RBA – A internet parece ter se transformado numa ferramenta fundamental no controle social, por permitir, a um só tempo, maior divulgação e facilitar a fiscalização.

Isso é fundamental. Se alguns anos atrás você tinha dificuldades de acessar (as informações sobre orçamento) por entraves políticos e tecnológicos, hoje a tecnologia está dada; só falta resolver a questão política. Claro que tem um custo e é preciso pensar em como equipar essas prefeituras com ajuda para poder implementar essas ferramentas. Isso vai facilitar muito o processo de controle social e favorecer o cumprimento da lei por parte de órgãos. Se a Lei de Acesso à Informação for aprovada, a partir de um certo momento, vai ser obrigatório colocar à disposição todos os dados. Se a sociedade conseguir declarar claramente o que ela quer como informação e o Estado responder, teremos um processo muito interessante – e novo.

“Se o Estado precisará, por força de lei, fornecer as informações, vai ter de fazer isso de forma absolutamente pedagógica. É como fazer uma campanha de vacinação. Por que não se vai fazer uma campanha de esclarecimento para que as pessoas acessem o Estado? (…)  Tem de entrar no currículo das escolas, tem de haver um processo educativo.” – Caio Magri, gerente de Políticas Públicas do Instituto Ethos

RBA – Existe alguma página que seja referência em termos de transparência?

A da CGU. É uma referência de como deve ser um portal de transparência de dados públicos. Se a gente não tivesse, ia ficar imaginando, idealizando um. Claro que a CGU precisa se aperfeiçoar. O portal da Copa está com algumas lacunas, por exemplo, mas como é um órgão que vive da informação de terceiros, é muito bom o tratamento dos dados. É a referência de qualidade.

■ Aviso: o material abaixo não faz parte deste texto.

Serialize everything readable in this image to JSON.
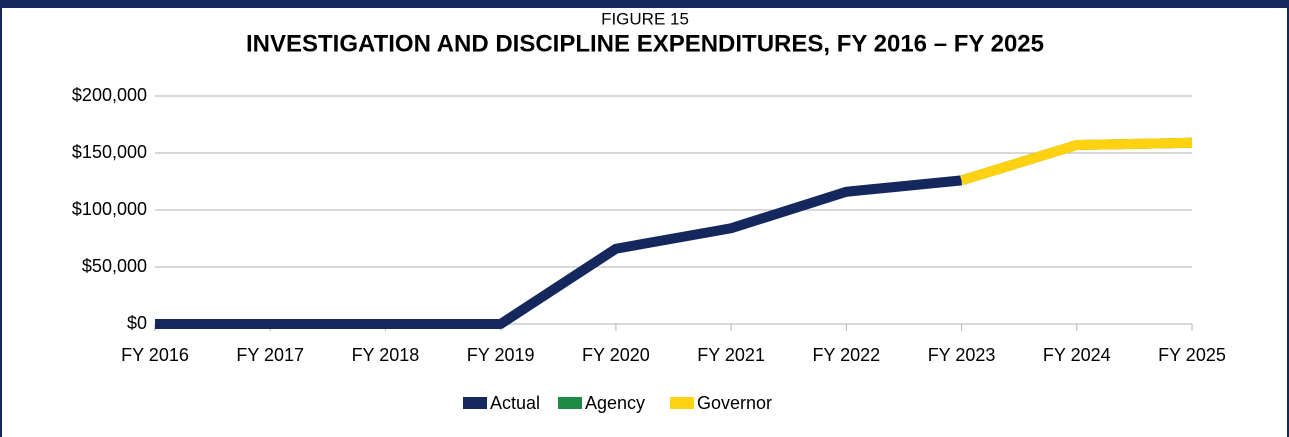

RBA – Muitos cidadãos não conhecem os trâmites, onde buscar a fiscalização. A Consocial pode ajudar nesse sentido?

Acho que a conferência vai ter de decidir que esta é uma linha obrigatória. Se o Estado precisará, por força de lei, fornecer as informações, vai ter de fazer isso de forma absolutamente pedagógica. É como fazer uma campanha de vacinação. Por que não se vai fazer uma campanha de esclarecimento para que as pessoas acessem o Estado? Esse diálogo de demanda e resposta, que é pedagógico, tem de ser ensinado a todo mundo. Tem de entrar no currículo das escolas, tem de haver um processo educativo. Com isso as pessoas não terão mais essa barreira da pedagogia da informação. Precisamos produzir manuais para se ler contratos, para se controlar o orçamento público…

RBA – Que diferenças esse recorte pedagógico podem trazer?

Todo mundo fica indignado com a corrupção, mas muitas vezes continua tendo comportamentos não éticos no dia a dia. Que não é corrupção, é se aproveitar de uma situação, levar vantagem. “Jeitinho brasileiro” não pode ser confundido com corrupção, que precisa de duas partes e um agente público no meio. O jeitinho para acomodar situações muitas vezes ultrapassa essa linha. Se a gente não tiver uma cultura de ética nas relações estabelecidas em grupos, é difícil mudar a cultura de corrupção. Mas isso é lento. Se a gente conseguir ter acesso à informação e colocar o cidadão mais ativo no controle das coisas públicas, isso vai se refletir depois, nas questões culturais.